No entanto, Tombak observa com entusiasmo: “Havia muita biologia legal em que nos metemos”. Isso sugere que existe uma gama mais ampla de estratégias reprodutivas, que podem até ser mais comuns do que as disputas físicas diretas entre os machos.

Por exemplo, o antílope topi é um caso atípico intrigante, em que as fêmeas foram documentadas brigando por parceiros, desafiando noções arraigadas e exigindo uma exploração mais profunda além das ideias fundamentais de Darwin.
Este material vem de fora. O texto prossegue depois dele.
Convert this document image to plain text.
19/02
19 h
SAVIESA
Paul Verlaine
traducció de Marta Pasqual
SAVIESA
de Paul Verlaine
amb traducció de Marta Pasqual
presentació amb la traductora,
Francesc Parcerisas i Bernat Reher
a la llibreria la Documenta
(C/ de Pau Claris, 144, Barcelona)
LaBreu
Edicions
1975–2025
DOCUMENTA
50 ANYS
Falando sobre as implicações mais amplas do estudo, Tombak observa: “A história é, na verdade, o outro lado da história de ter sido ignorada por muito tempo”. Essa perspectiva ressalta o foco histórico na competição de acasalamento masculino e abre espaço para narrativas alternativas na teoria da seleção sexual.

Para equilibrar a balança, Tombak e seus coautores pedem uma visão mais profunda da biologia feminina em diferentes espécies.

Ao fazer isso, os pesquisadores pretendem criar uma compreensão mais sutil do tamanho dos animais e da seleção sexual.

Embora as descobertas atuais possam mudar com a aquisição de dados mais abrangentes sobre o tamanho do corpo dos mamíferos, a pressão pela inclusão na pesquisa biológica continua.